However, fellow German Udo Bullmann, leader of the Socialists and Democrats grouping, blasted what he termed Italian "cynicism" in refusing to take in NGO migrant rescue boats at its ports.

That policy has earned Rome heavy criticism and Conte drew more of the same over his country's spending plans and high public deficit, which led to a standoff with Brussels last year prior to the budget plan being watered down.

"Italy suffered badly from austerity," said Belgian Green lawmaker Philippe Lamberts, but "rather than seek to form alliances ... your government chose confrontations which were theatrical and sterile," he chided Conte.

Conte meanwhile defended a recent meeting in France between deputy prime minister Luigi di Maio and French anti-government "yellow vest" protestors which caused a row between Rome and Paris, saying the visit was made merely as a "party leader."

L-R: Luigi Di Maio, Giuseppe Conte and Matteo Salvini in Rome. Photo: AFP

European Socialists and Democrats caucus leader Udo Bullmann said "I am very saddened by the senseless escalation between Italy and France. In contexts like this no one comes out a winner, it is a classic lose-lose situation."
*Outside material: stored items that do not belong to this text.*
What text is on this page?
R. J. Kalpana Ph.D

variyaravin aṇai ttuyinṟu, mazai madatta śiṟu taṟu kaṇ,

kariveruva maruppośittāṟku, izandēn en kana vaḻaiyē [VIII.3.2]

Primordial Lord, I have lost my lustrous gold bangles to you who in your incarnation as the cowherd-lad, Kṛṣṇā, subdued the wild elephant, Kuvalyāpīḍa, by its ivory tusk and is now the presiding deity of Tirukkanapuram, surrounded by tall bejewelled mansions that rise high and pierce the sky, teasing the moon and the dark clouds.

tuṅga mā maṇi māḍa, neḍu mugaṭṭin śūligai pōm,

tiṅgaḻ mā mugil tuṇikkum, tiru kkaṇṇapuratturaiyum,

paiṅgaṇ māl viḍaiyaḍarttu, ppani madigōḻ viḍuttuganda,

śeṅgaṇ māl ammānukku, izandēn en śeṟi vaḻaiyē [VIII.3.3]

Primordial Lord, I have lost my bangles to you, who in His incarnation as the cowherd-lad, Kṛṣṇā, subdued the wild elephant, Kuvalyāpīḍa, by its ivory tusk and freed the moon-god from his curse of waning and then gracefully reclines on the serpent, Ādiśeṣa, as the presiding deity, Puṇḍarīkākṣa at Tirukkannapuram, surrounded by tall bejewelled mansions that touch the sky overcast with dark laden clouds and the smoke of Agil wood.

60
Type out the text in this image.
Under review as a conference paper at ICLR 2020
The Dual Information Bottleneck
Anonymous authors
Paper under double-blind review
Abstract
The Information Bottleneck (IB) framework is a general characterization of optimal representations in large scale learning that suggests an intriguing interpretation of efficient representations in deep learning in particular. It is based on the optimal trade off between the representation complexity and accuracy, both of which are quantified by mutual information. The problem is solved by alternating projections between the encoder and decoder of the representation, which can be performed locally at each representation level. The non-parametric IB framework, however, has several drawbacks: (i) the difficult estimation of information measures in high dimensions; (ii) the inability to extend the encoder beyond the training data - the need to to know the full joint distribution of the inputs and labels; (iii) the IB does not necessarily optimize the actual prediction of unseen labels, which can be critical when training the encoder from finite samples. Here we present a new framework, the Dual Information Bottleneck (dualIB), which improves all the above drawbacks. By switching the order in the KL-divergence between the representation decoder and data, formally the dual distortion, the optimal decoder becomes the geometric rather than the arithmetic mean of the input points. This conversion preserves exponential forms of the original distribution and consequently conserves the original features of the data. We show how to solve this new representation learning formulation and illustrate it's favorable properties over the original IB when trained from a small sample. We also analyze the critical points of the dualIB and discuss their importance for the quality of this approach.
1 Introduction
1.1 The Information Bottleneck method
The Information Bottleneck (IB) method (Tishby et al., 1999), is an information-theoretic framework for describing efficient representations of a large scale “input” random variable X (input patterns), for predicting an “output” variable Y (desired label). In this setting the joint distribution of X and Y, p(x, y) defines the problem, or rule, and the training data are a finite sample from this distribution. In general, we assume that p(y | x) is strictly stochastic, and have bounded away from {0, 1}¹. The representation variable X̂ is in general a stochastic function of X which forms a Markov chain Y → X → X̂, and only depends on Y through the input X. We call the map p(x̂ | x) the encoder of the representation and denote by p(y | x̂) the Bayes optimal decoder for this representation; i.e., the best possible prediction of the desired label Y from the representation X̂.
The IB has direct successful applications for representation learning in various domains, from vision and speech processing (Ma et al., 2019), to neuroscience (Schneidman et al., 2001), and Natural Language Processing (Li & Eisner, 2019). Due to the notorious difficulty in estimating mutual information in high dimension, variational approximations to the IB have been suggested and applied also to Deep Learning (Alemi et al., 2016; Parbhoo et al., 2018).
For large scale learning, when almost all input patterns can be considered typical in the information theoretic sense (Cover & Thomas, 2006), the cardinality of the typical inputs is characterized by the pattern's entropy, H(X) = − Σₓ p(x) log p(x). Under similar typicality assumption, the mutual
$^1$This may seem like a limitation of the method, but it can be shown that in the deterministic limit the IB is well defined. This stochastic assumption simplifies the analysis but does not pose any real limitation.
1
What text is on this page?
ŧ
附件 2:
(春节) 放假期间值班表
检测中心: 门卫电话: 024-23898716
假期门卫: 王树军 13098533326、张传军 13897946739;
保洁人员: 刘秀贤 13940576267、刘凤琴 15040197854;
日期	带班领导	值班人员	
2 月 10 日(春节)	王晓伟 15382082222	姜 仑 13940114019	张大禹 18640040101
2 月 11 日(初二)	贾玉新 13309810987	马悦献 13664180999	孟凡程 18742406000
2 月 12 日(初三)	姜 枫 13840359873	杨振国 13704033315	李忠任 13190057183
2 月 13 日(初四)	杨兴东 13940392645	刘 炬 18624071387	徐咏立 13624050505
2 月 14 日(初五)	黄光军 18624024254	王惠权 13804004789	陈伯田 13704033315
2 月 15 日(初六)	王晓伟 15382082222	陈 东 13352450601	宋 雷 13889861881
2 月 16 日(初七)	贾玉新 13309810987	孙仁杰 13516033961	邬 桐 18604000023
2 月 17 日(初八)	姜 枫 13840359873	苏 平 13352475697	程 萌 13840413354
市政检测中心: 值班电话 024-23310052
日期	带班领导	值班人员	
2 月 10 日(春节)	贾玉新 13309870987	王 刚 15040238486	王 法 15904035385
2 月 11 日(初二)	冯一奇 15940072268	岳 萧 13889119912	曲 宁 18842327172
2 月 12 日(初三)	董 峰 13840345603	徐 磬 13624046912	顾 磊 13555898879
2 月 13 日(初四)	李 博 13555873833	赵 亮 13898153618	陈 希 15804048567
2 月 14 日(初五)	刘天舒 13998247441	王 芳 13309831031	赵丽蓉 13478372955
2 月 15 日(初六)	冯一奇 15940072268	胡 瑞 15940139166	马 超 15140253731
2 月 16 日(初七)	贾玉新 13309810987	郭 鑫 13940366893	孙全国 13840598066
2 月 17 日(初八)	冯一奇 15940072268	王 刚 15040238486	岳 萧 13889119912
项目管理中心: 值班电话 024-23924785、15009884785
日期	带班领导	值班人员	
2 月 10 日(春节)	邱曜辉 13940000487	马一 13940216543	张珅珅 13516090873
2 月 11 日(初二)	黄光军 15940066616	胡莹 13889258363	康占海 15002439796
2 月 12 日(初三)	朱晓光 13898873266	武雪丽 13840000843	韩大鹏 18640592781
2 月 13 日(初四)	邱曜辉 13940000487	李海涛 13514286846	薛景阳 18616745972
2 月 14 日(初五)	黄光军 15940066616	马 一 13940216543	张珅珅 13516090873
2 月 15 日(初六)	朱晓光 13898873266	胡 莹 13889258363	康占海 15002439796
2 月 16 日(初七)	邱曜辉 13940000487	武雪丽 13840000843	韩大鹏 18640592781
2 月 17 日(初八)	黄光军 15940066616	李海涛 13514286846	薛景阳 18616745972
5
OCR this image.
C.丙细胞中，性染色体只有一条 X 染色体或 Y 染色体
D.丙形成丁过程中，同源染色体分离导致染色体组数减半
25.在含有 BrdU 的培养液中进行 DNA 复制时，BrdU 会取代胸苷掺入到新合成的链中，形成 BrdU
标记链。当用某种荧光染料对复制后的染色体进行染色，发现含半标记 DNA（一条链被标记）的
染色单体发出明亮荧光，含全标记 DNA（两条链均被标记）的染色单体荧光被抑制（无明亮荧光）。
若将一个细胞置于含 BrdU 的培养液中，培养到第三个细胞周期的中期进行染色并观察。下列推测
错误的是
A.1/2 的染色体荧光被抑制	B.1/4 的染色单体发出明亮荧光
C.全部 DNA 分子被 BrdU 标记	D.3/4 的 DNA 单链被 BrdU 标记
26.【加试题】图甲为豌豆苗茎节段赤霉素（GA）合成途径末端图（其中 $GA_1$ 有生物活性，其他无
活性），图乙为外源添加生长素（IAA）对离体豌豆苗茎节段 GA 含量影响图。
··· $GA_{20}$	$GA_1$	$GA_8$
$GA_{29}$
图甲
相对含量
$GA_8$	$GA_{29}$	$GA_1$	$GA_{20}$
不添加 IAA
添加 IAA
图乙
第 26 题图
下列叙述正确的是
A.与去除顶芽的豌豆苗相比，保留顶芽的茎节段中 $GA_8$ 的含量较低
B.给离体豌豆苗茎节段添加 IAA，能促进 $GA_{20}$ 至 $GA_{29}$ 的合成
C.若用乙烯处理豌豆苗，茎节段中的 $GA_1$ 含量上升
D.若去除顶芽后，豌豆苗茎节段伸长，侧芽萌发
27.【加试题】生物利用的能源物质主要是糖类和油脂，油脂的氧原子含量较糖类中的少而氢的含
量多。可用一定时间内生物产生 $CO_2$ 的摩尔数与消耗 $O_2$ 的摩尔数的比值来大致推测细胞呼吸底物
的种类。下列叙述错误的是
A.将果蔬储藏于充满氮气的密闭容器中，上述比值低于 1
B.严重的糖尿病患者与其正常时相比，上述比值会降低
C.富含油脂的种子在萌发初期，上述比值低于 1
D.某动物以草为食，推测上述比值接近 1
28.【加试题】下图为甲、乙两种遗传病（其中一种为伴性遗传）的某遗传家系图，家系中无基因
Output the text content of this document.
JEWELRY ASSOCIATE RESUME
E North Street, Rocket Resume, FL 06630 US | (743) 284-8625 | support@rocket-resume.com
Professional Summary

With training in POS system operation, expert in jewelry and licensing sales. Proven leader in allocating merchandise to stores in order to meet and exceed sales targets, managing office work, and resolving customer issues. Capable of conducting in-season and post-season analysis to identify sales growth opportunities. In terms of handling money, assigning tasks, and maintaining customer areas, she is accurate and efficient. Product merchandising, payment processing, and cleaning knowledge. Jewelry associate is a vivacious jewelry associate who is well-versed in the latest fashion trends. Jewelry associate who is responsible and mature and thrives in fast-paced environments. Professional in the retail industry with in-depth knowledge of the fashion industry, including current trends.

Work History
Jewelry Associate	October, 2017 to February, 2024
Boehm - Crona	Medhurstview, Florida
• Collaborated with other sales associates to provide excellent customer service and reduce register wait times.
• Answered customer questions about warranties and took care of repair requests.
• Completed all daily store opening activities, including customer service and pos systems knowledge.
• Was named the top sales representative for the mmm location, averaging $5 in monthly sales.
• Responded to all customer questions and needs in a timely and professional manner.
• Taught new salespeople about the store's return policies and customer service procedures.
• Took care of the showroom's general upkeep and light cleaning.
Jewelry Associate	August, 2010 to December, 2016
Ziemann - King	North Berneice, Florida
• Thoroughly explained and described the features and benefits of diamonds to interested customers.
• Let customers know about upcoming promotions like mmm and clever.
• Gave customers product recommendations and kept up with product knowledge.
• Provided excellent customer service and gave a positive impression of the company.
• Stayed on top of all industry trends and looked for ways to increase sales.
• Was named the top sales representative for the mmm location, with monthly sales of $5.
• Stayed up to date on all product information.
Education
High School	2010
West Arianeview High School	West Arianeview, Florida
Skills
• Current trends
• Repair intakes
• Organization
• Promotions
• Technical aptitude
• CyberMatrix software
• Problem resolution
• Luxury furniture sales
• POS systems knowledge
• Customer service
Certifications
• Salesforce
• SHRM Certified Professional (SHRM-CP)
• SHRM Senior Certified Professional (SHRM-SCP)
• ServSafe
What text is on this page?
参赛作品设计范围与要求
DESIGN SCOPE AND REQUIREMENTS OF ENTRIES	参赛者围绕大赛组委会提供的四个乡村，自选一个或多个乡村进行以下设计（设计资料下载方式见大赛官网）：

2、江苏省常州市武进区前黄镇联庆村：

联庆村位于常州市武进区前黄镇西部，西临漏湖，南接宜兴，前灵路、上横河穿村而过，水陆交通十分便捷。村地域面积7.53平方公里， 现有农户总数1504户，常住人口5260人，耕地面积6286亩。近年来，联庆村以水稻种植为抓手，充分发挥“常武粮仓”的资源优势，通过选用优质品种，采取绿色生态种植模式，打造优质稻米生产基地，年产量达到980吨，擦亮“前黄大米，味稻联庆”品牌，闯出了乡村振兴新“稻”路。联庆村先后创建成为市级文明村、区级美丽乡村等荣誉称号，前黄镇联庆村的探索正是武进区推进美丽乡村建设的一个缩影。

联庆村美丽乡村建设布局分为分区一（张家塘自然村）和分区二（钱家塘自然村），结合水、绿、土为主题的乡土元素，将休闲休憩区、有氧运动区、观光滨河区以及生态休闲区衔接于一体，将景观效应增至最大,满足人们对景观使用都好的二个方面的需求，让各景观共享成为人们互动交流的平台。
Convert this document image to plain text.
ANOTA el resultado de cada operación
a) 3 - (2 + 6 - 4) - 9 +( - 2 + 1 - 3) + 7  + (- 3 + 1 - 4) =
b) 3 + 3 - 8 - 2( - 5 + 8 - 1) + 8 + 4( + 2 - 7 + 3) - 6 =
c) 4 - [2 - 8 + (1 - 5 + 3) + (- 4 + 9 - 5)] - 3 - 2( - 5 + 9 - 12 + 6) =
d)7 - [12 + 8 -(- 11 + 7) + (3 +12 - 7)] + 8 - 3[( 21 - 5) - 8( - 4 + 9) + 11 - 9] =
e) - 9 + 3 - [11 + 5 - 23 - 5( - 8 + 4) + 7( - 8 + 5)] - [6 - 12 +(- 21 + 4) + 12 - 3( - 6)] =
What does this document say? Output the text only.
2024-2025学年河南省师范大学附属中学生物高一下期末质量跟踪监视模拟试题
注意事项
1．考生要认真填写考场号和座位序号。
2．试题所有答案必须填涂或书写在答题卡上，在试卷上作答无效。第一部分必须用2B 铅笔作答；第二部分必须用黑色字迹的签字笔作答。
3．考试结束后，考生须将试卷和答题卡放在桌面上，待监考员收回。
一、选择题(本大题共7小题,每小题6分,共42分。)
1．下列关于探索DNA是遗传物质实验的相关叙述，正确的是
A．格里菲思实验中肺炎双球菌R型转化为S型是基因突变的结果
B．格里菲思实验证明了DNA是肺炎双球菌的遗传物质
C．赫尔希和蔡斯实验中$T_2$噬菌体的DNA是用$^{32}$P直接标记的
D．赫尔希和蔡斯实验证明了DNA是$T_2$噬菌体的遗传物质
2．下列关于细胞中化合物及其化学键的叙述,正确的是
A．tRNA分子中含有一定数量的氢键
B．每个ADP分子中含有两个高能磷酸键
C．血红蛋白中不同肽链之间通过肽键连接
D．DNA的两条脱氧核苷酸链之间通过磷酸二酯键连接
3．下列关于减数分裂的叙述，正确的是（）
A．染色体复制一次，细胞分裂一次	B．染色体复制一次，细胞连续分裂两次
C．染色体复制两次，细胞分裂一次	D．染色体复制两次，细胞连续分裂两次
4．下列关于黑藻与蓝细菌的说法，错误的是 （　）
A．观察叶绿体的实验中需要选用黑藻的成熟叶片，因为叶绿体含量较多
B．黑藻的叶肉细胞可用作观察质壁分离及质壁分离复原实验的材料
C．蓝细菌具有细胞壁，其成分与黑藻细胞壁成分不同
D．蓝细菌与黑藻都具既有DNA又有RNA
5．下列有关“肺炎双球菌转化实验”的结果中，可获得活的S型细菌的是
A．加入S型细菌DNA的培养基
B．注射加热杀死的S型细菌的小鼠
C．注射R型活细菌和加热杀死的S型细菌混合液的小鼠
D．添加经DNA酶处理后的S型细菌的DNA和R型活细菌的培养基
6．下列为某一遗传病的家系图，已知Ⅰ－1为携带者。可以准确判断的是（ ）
One MEP had particularly harsh words for Conte and his government.

"I wonder how much longer you will be the puppet moved by Salvini and Di Maio," Liberals leader Guy Verhofstadt asked Conte following the speech.

Verhofstadt also said Di Maio had "abused" his office by meeting with French Yellow Vests protesters last week.

Verhofstadt told Conte: "I'll speak in Italian, I'm in love with Italy, for me it is a country, it is an entire civilisation, Italy is where our European civilisation was born.”

"That is why it hurts me to see Italy's political degeneration, which did not start yesterday, or a year ago, but 20 years ago.”

“This beautiful country has become, from a convinced defender of Europe, a laggard in the Union".